In order to determine whether polymers could reduce pulmonary edema in a whole lung model, high molecular weight fractions of 10P(TMA)Cl and polyethylene oxide (PEO) were perfused through an isolated perfused mouse lung model and the whole lung filtration coefficient was measured before and after polymer treatment. Perfusions of mouse lungs with 10P(TMA)Cl significantly decreased K_fc2/K_fc1 and thus reduce the pressure-induced permeability response in comparison to lungs receiving no treatment. We compared 10P(TMA)Cl to polyethylene oxide (PEO), which carries no formal charge and is comparable to the HPMA backbone in water solubility and biocompatibility. Both polymers are high molecular weight, low polydispersity, and are able to significantly reduce the capillary filtration coefficient when compared to controls receiving no polymer perfusion. The protective effect of PEO in endothelial barrier regulation has been shown in transendothelial resistance studies and is reported in literature [7]. However, in an in vivo situation, a targeting moiety is necessary to anchor a therapeutic copolymer to the endothelium for any length of time that extends beyond transient contact.

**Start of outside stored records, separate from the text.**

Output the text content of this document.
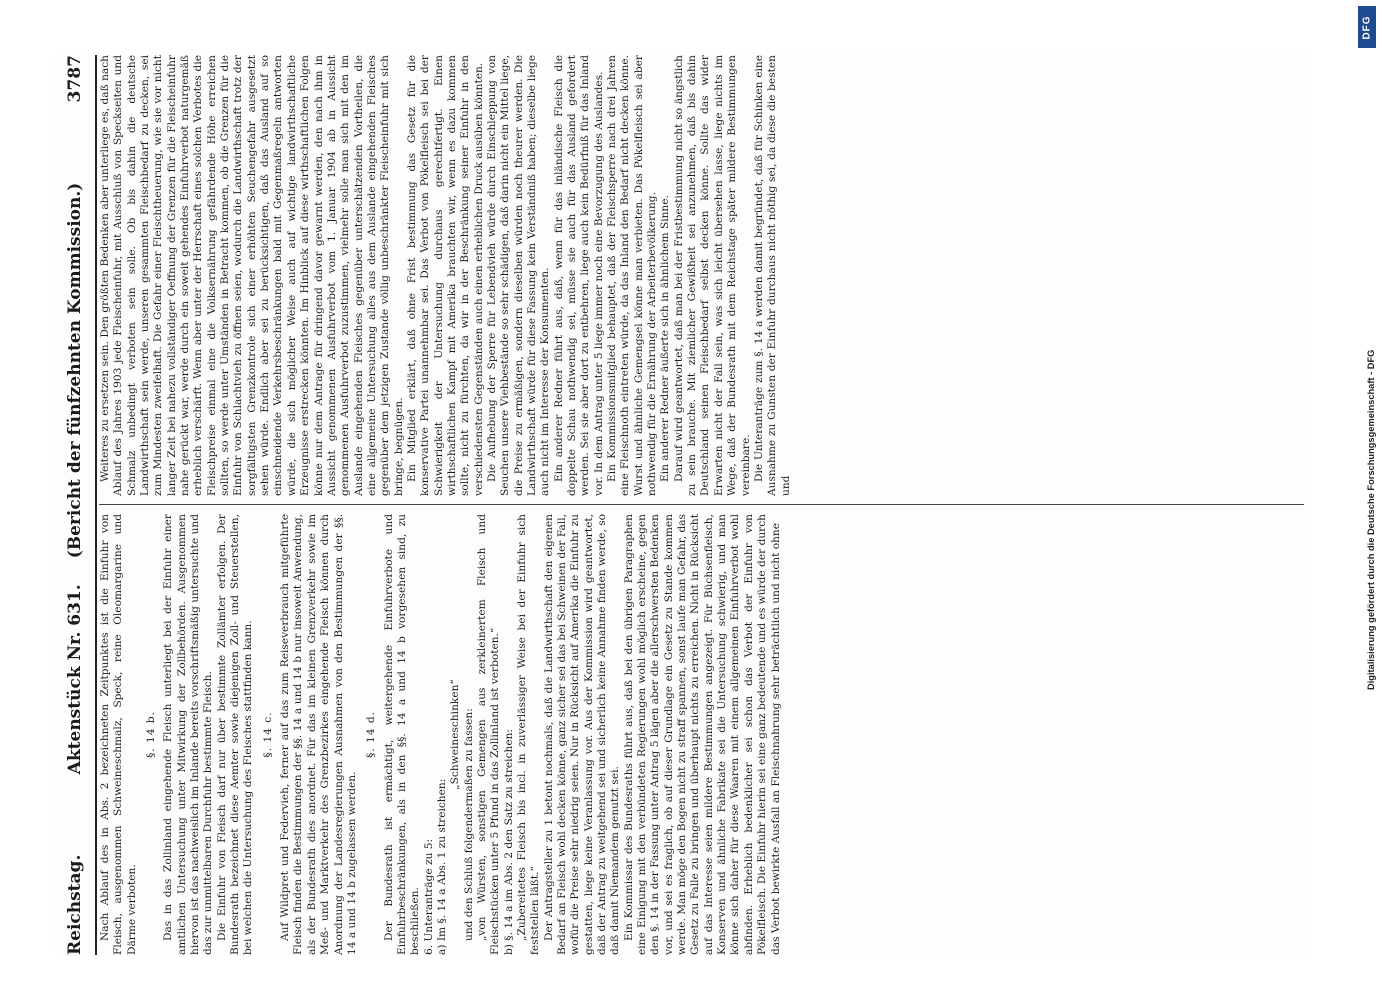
Reichstag.
Aktenstück Nr. 631.
(Bericht der fünfzehnten Kommission.)
3787

Nach Ablauf des in Abs. 2 bezeichneten Zeitpunktes ist die Einfuhr von Fleisch, ausgenommen Schweineschmalz, Speck, reine Oleomargarine und Därme verboten.

§. 14 b. Das in das Zollinland eingehende Fleisch unterliegt bei der Einfuhr einer amtlichen Untersuchung unter Mitwirkung der Zollbehörden. Ausgenommen hiervon ist das nachweislich im Inlande bereits vorschriftsmäßig untersuchte und das zur unmittelbaren Durchfuhr bestimmte Fleisch. Die Einfuhr von Fleisch darf nur über bestimmte Zollämter erfolgen. Der Bundesrath bezeichnet diese Aemter sowie diejenigen Zoll- und Steuerstellen, bei welchen die Untersuchung des Fleisches stattfinden kann. §. 14 c. Auf Wildpret und Federvieh, ferner auf das zum Reiseverbrauch mitgeführte Fleisch finden die Bestimmungen der §§. 14 a und 14 b nur insoweit Anwendung, als der Bundesrath dies anordnet. Für das im kleinen Grenzverkehr sowie im Meß- und Marktverkehr des Grenzbezirkes eingehende Fleisch können durch Anordnung der Landesregierungen Ausnahmen von den Bestimmungen der §§. 14 a und 14 b zugelassen werden.

§. 14 d. Der Bundesrath ist ermächtigt, weitergehende Einfuhrverbote und Einfuhrbeschränkungen, als in den §§. 14 a und 14 b vorgesehen sind, zu beschließen. 6. Unteranträge zu 5: a) Im §. 14 a Abs. 1 zu streichen:

„Schweineschinken“ und den Schluß folgendermaßen zu fassen: „von Würsten, sonstigen Gemengen aus zerkleinertem Fleisch und Fleischstücken unter 5 Pfund in das Zollinland ist verboten.“ b) §. 14 a im Abs. 2 den Satz zu streichen: „Zubereitetes Fleisch bis incl. in zuverlässiger Weise bei der Einfuhr sich feststellen läßt.“ Der Antragsteller zu 1 betont nochmals, daß die Landwirthschaft den eigenen Bedarf an Fleisch wohl decken könne, ganz sicher sei das bei Schweinen der Fall, wofür die Preise sehr niedrig seien. Nur in Rücksicht auf Amerika die Einfuhr zu gestatten, liege keine Veranlassung vor. Aus der Kommission wird geantwortet, daß der Antrag zu weitgehend sei und sicherlich keine Annahme finden werde, so daß damit Niemandem genutzt sei. Ein Kommissar des Bundesraths führt aus, daß bei den übrigen Paragraphen eine Einigung mit den verbündeten Regierungen wohl möglich erscheine, gegen den §. 14 in der Fassung unter Antrag 5 lägen aber die allerschwersten Bedenken vor, und sei es fraglich, ob auf dieser Grundlage ein Gesetz zu Stande kommen werde. Man möge den Bogen nicht zu straff spannen, sonst laufe man Gefahr, das Gesetz zu Falle zu bringen und überhaupt nichts zu erreichen. Nicht in Rücksicht auf das Interesse seien mildere Bestimmungen angezeigt. Für Büchsenfleisch, Konserven und ähnliche Fabrikate sei die Untersuchung schwierig, und man könne sich daher für diese Waaren mit einem allgemeinen Einfuhrverbot wohl abfinden. Erheblich bedenklicher sei schon das Verbot der Einfuhr von Pökelfleisch. Die Einfuhr hierin sei eine ganz bedeutende und es würde der durch das Verbot bewirkte Ausfall an Fleischnahrung sehr beträchtlich und nicht ohne

Weiteres zu ersetzen sein. Den größten Bedenken aber unterliege es, daß nach Ablauf des Jahres 1903 jede Fleischeinfuhr, mit Ausschluß von Speckseiten und Schmalz unbedingt verboten sein solle. Ob bis dahin die deutsche Landwirthschaft sein werde, unseren gesammten Fleischbedarf zu decken, sei zum Mindesten zweifelhaft. Die Gefahr einer Fleischtheuerung, wie sie vor nicht langer Zeit bei nahezu vollständiger Oeffnung der Grenzen für die Fleischeinfuhr nahe gerückt war, werde durch ein soweit gehendes Einfuhrverbot naturgemäß erheblich verschärft. Wenn aber unter der Herrschaft eines solchen Verbotes die Fleischpreise einmal eine die Volksernährung gefährdende Höhe erreichen sollten, so werde unter Umständen in Betracht kommen, ob die Grenzen für die Einfuhr von Schlachtvieh zu öffnen seien, wodurch die Landwirthschaft trotz der sorgfältigsten Grenzkontrole sich einer erhöhten Seuchengefahr ausgesetzt sehen würde. Endlich aber sei zu berücksichtigen, daß das Ausland auf so einschneidende Verkehrsbeschränkungen bald mit Gegenmaßregeln antworten würde, die sich möglicher Weise auch auf wichtige landwirthschaftliche Erzeugnisse erstrecken könnten. Im Hinblick auf diese wirthschaftlichen Folgen könne nur dem Antrage für dringend davor gewarnt werden, den nach ihm in Aussicht genommenen Ausfuhrverbot vom 1. Januar 1904 ab in Aussicht genommenen Ausfuhrverbot zuzustimmen, vielmehr solle man sich mit den im Auslande eingehenden Fleisches gegenüber unterschätzenden Vortheilen, die eine allgemeine Untersuchung alles aus dem Auslande eingehenden Fleisches gegenüber dem jetzigen Zustande völlig unbeschränkter Fleischeinfuhr mit sich bringe, begnügen. Ein Mitglied erklärt, daß ohne Frist bestimmung das Gesetz für die konservative Partei unannehmbar sei. Das Verbot von Pökelfleisch sei bei der Schwierigkeit der Untersuchung durchaus gerechtfertigt. Einen wirthschaftlichen Kampf mit Amerika brauchten wir, wenn es dazu kommen sollte, nicht zu fürchten, da wir in der Beschränkung seiner Einfuhr in den verschiedensten Gegenständen auch einen erheblichen Druck ausüben könnten. Die Aufhebung der Sperre für Lebendvieh würde durch Einschleppung von Seuchen unsere Viehbestände so sehr schädigen, daß darin nicht ein Mittel liege, die Preise zu ermäßigen, sondern dieselben würden noch theurer werden. Die Landwirthschaft würde für diese Fassung kein Verständniß haben; dieselbe liege auch nicht im Interesse der Konsumenten. Ein anderer Redner führt aus, daß, wenn für das inländische Fleisch die doppelte Schau nothwendig sei, müsse sie auch für das Ausland gefordert werden. Sei sie aber dort zu entbehren, liege auch kein Bedürfniß für das Inland vor. In dem Antrag unter 5 liege immer noch eine Bevorzugung des Auslandes. Ein Kommissionsmitglied behauptet, daß der Fleischsperre nach drei Jahren eine Fleischnoth eintreten würde, da das Inland den Bedarf nicht decken könne. Wurst und ähnliche Gemengsel könne man verbieten. Das Pökelfleisch sei aber nothwendig für die Ernährung der Arbeiterbevölkerung. Ein anderer Redner äußerte sich in ähnlichem Sinne. Darauf wird geantwortet, daß man bei der Fristbestimmung nicht so ängstlich zu sein brauche. Mit ziemlicher Gewißheit sei anzunehmen, daß bis dahin Deutschland seinen Fleischbedarf selbst decken könne. Sollte das wider Erwarten nicht der Fall sein, was sich leicht übersehen lasse, liege nichts im Wege, daß der Bundesrath mit dem Reichstage später mildere Bestimmungen vereinbare. Die Unteranträge zum §. 14 a werden damit begründet, daß für Schinken eine Ausnahme zu Gunsten der Einfuhr durchaus nicht nöthig sei, da diese die besten und	Digitalisierung gefördert durch die Deutsche Forschungsgemeinschaft - DFG
DFG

The second optimization step of 10P(TMA)Cl was to reduce its polydispersity since in previous experiments we observed an increase in pulmonary artery pressure after perfusion with a polydisperse formulation of 40P(TMA)Cl (PD 1.8, data not shown). We hypothesized that the cause of the increase in pulmonary artery pressure was that low molecular weight polymer chains passed through the cell–cell junctions and stimulated contraction of underlying smooth muscle cells. The conclusion is that increasing molecular weight and reducing polydispersity improves vascular retentions, maintains normal pulmonary artery pressure (P_PA2/P_PA1 = 1.1, data not shown) and is able to reduce K_fc2/K_fc1 in whole lung studies.

5. Conclusion

In this study we demonstrate the ability of HPMA-based cationic copolymers to attenuate both shear- and pressure-mediated increases in hydraulic conductivity across endothelial monolayers and that higher molecular weight copolymers have greater barrier protection properties. We demonstrate a reduction in nitric oxide production in the presence of hydrostatic pressure in cells pretreated with 20P(TMA)Cl, suggesting a mechanism for the reduction in cellular response that impedes mechanotransduction. Here we lay the ground work for the use of copolymers in research to gain greater understanding of the mechanism involved in endothelial mechanotransduction and show the potential for biomimetic targeted polymers to be used clinically in the treatment of states of enhanced permeability. To this end, we show that 10P (TMA)Cl reduces the capillary filtration coefficient in whole lung model.